Mohon tunggu...
Humaniora

Eksplanasi Humanisme Sekuler

5 September 2017   21:06 Diperbarui: 5 September 2017   21:15 1112
+
Laporkan Konten
Laporkan Akun
Kompasiana adalah platform blog. Konten ini menjadi tanggung jawab bloger dan tidak mewakili pandangan redaksi Kompas.
Lihat foto
Humaniora. Sumber ilustrasi: PEXELS/San Fermin Pamplona

Humanisme, sebuah kata yang sering kali terdengar, tetapi kali ini saya akan membahas tentang humanisme sekuler. Humanisme sekuler seringkali dikaitkan dengan kata ateis atau anti-Tuhan. Humanisme sekuler sendiri adalah cabang dari humanisme yang menolak keyakinan agama theistik dan keyakinan pada keberadaan dunia supernatural. Pemikiran humanisme sekuler ketika manusia mengakui dirinya bagian dari alam semesta yang kekal dan tidak ada hubungannya dengan Tuhan dan hal-hal supernatural lainnya.

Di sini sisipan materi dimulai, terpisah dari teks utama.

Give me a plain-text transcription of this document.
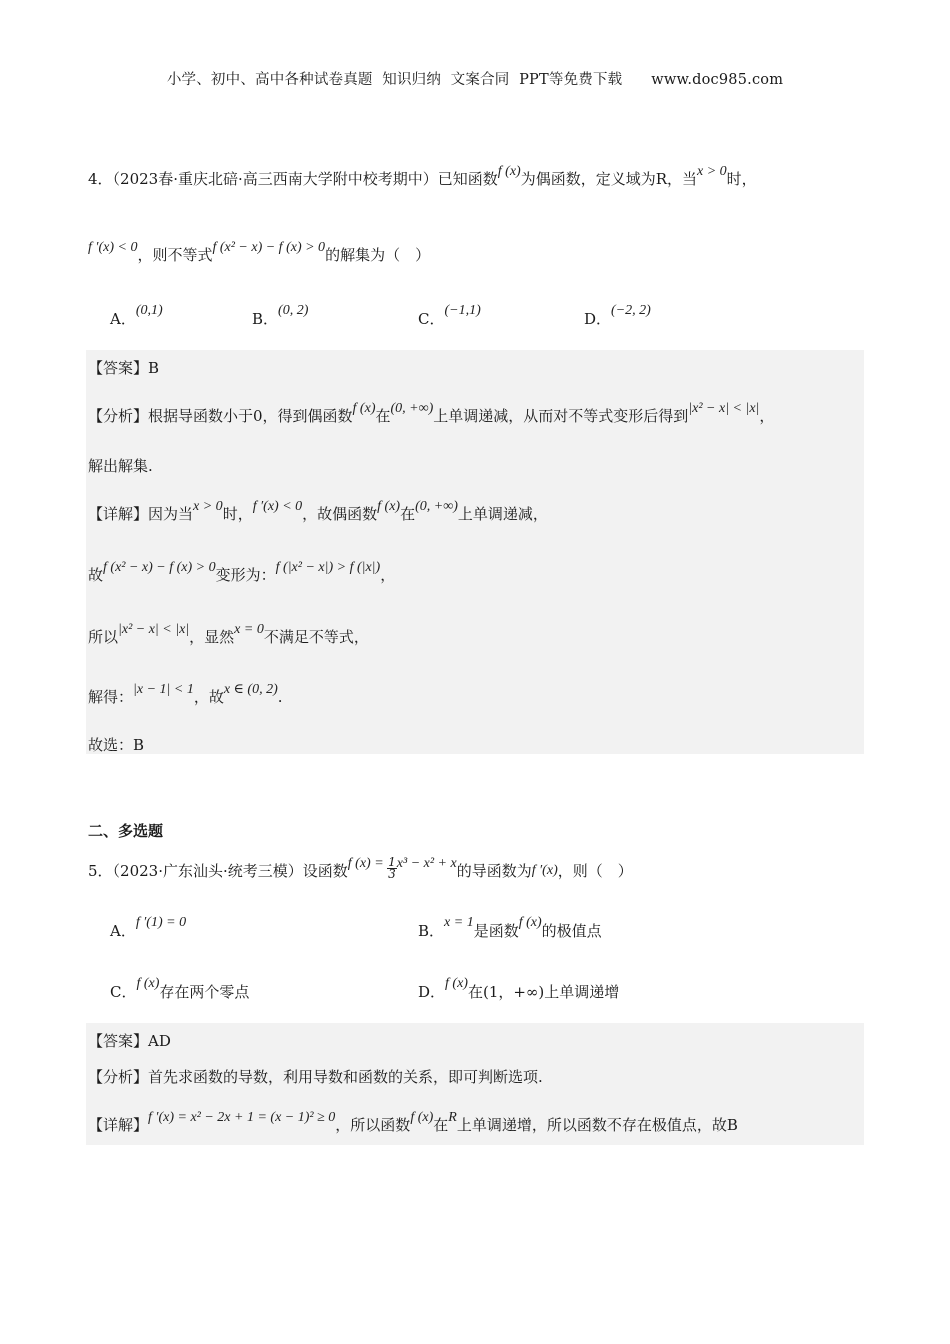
小学、初中、高中各种试卷真题  知识归纳  文案合同  PPT等免费下载      www.doc985.com
4．（2023春·重庆北碚·高三西南大学附中校考期中）已知函数f (x)为偶函数，定义域为R，当x > 0时，
f ′(x) < 0，则不等式f (x² − x) − f (x) > 0的解集为（　）
A．(0,1)	B．(0, 2)	C．(−1,1)	D．(−2, 2)
【答案】B
【分析】根据导函数小于0，得到偶函数f (x)在(0, +∞)上单调递减，从而对不等式变形后得到|x² − x| < |x|，
解出解集.
【详解】因为当x > 0时，f ′(x) < 0，故偶函数f (x)在(0, +∞)上单调递减，
故f (x² − x) − f (x) > 0变形为：f (|x² − x|) > f (|x|)，
所以|x² − x| < |x|，显然x = 0不满足不等式，
解得：|x − 1| < 1，故x ∈ (0, 2).
故选：B
二、多选题
5．（2023·广东汕头·统考三模）设函数f $(x) = \frac{1}{3} x^3 - x^2 + x$的导函数为f ′(x)，则（　）
A．f ′(1) = 0	B．x = 1是函数f (x)的极值点
C．f (x)存在两个零点	D．f (x)在(1，+∞)上单调递增
【答案】AD
【分析】首先求函数的导数，利用导数和函数的关系，即可判断选项.
【详解】f ′(x) = x² − 2x + 1 = (x − 1)² ≥ 0，所以函数f (x)在R上单调递增，所以函数不存在极值点，故B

Semua bermula dari kata humanisme, berasal dari kata latin, humanis; manusia, dan isme berarti paham atau aliran. Kata humanisme sudah dipakai dari zaman romawi kuno sekitar 2000 tahun yang lalu, pengartian pada zaman itu iyalah kekuatan-kekuatan manusia dalam bentuk secara estetik sangat sempurna dengan sikap-sikapnya yang baik hati dan kemanusiaan. Kata ini kemudian mulai berkembang pada abad ke-14 di Italia, barang-barang seni terutama patung-patung manusia mulai diminati banyak orang. Akibatnya kata ini mulai menjadi pengaruh dalam kehidupan rohani di Eropa.

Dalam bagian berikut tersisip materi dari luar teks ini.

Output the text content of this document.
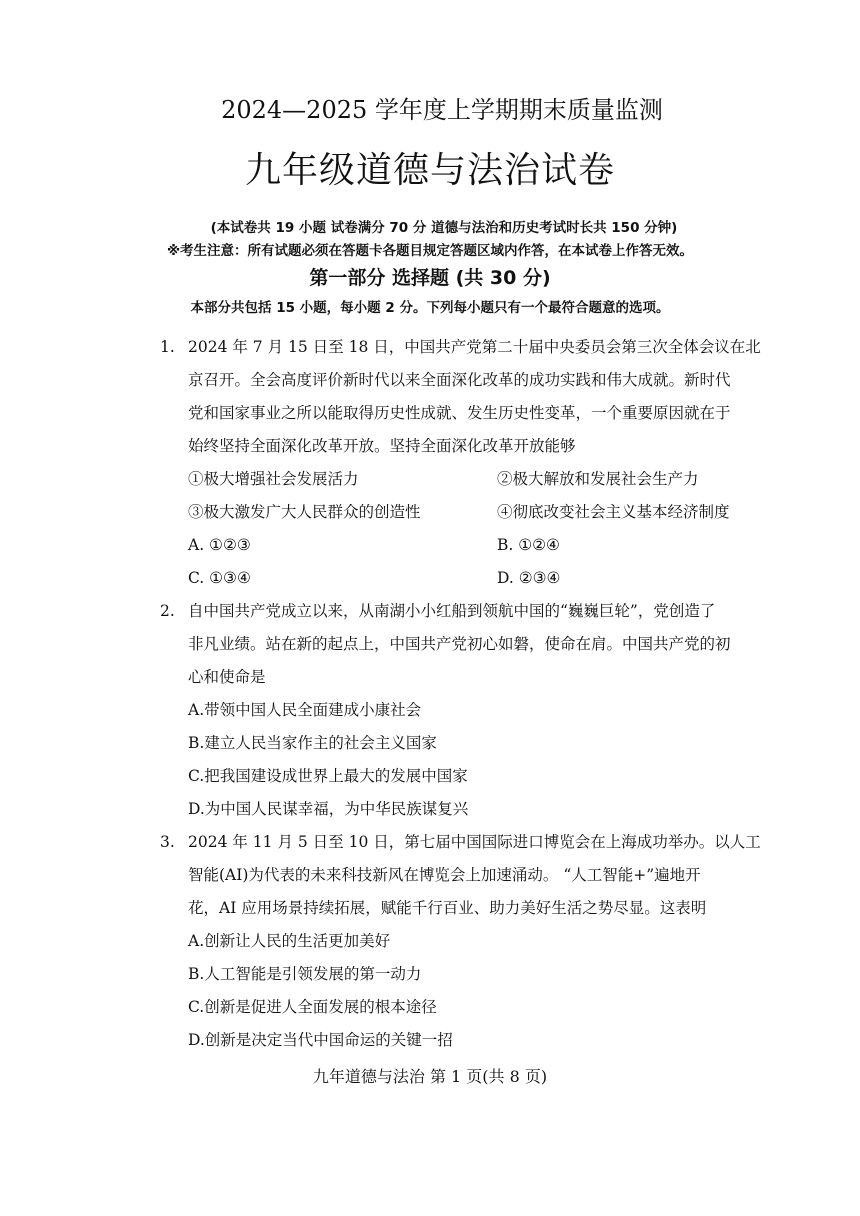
2024—2025 学年度上学期期末质量监测
九年级道德与法治试卷
(本试卷共 19 小题 试卷满分 70 分 道德与法治和历史考试时长共 150 分钟)
※考生注意：所有试题必须在答题卡各题目规定答题区域内作答，在本试卷上作答无效。
第一部分 选择题 (共 30 分)
本部分共包括 15 小题，每小题 2 分。下列每小题只有一个最符合题意的选项。
1. 2024 年 7 月 15 日至 18 日，中国共产党第二十届中央委员会第三次全体会议在北
京召开。全会高度评价新时代以来全面深化改革的成功实践和伟大成就。新时代
党和国家事业之所以能取得历史性成就、发生历史性变革，一个重要原因就在于
始终坚持全面深化改革开放。坚持全面深化改革开放能够
①极大增强社会发展活力	②极大解放和发展社会生产力
③极大激发广大人民群众的创造性	④彻底改变社会主义基本经济制度
A. ①②③	B. ①②④
C. ①③④	D. ②③④
2. 自中国共产党成立以来，从南湖小小红船到领航中国的“巍巍巨轮”，党创造了
非凡业绩。站在新的起点上，中国共产党初心如磐，使命在肩。中国共产党的初
心和使命是
A.带领中国人民全面建成小康社会
B.建立人民当家作主的社会主义国家
C.把我国建设成世界上最大的发展中国家
D.为中国人民谋幸福，为中华民族谋复兴
3. 2024 年 11 月 5 日至 10 日，第七届中国国际进口博览会在上海成功举办。以人工
智能(AI)为代表的未来科技新风在博览会上加速涌动。 “人工智能+”遍地开
花，AI 应用场景持续拓展，赋能千行百业、助力美好生活之势尽显。这表明
A.创新让人民的生活更加美好
B.人工智能是引领发展的第一动力
C.创新是促进人全面发展的根本途径
D.创新是决定当代中国命运的关键一招
九年道德与法治 第 1 页(共 8 页)
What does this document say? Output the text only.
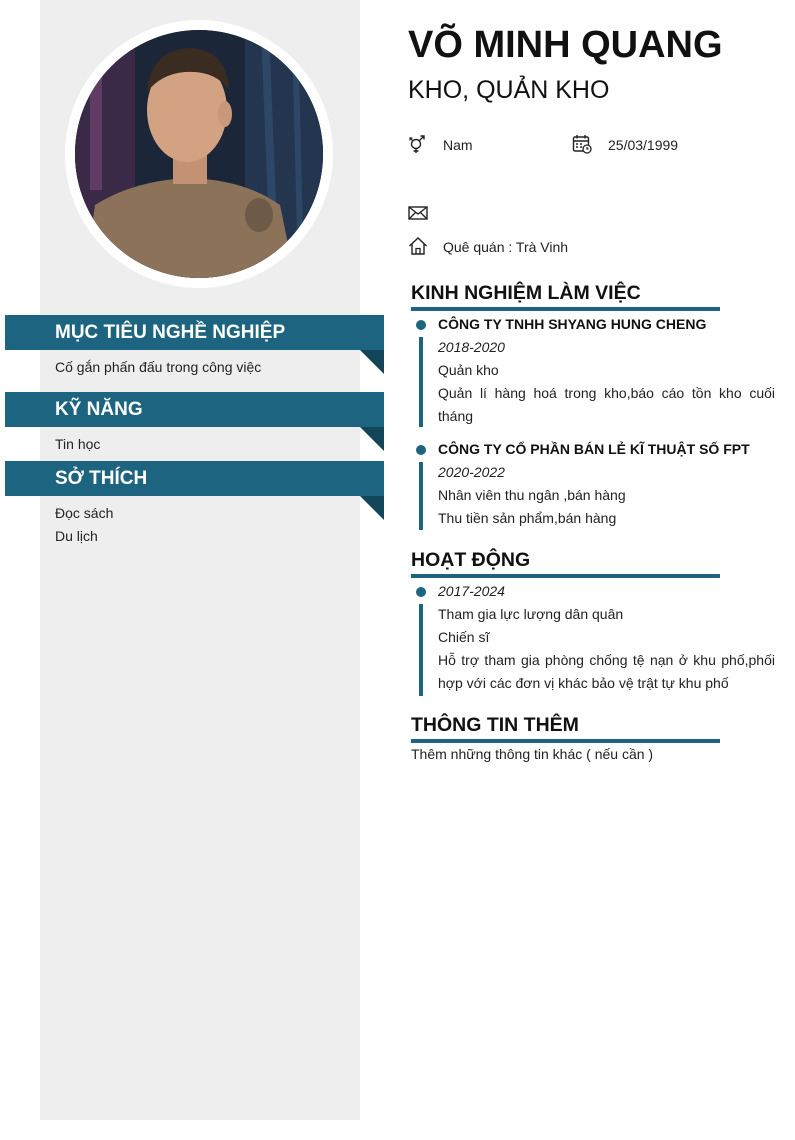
MỤC TIÊU NGHỀ NGHIỆP
Cố gắn phấn đấu trong công việc
KỸ NĂNG
Tin học
SỞ THÍCH
Đọc sách
Du lịch
VÕ MINH QUANG
KHO, QUẢN KHO
Nam	25/03/1999
Quê quán : Trà Vinh
KINH NGHIỆM LÀM VIỆC
CÔNG TY TNHH SHYANG HUNG CHENG
2018-2020
Quản kho
Quản lí hàng hoá trong kho,báo cáo tồn kho cuối tháng
CÔNG TY CỔ PHẦN BÁN LẺ KĨ THUẬT SỐ FPT
2020-2022
Nhân viên thu ngân ,bán hàng
Thu tiền sản phẩm,bán hàng
HOẠT ĐỘNG
2017-2024
Tham gia lực lượng dân quân
Chiến sĩ
Hỗ trợ tham gia phòng chống tệ nạn ở khu phố,phối hợp với các đơn vị khác bảo vệ trật tự khu phố
THÔNG TIN THÊM
Thêm những thông tin khác ( nếu cần )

Seiring berjalannya waktu, kata humanisme mulai memiliki banyak arti. Pada zaman renaissance   di abad 15 dan 16, terjadi pembaharuan religius di Eropa. Banyak teori-teori dan paham-paham baru yang lahir dikarenakan banyak orang-orang mencari alternatif untuk kebudayaan dan agama. Pada saat itu orang-orang meresapi satu-satunya budaya yang mereka kenal, yaitu kebudayaan Yunani dan Romawi yang mereka dewa-dewakan. Kemudian lahirlah "Anthropocentrism Humanism" karena datangnya rasionalisme yang tidak percaya akan adanya hukum alam yang mutlak. Rasionalisme inilah yang menjadi ibu dari gerakan renaissance. Gerakan ini memiliki misi membangun kembali citra manusia dari sangkar mitologi dan dogma. Renaissance ingin mengembalikkan kedaulatan manusia yang diambil oleh dewa-dewa dan hal-hal mistis sehingga hidup berpusat pada manusia bukannya pada Tuhan dan hal-hal supernatural lagi. Di zaman ini muncul sebuah semboyan "Sapere Aude !" yang berartikan beranilah pada nalarmu masing-masing. Semboyan ini menuntut agar kita manusia berani berfikir sendiri dan tidak pernah percaya pada sesuatu yang tidak bisa bertahan di hadapan nalar dan pikiran logis.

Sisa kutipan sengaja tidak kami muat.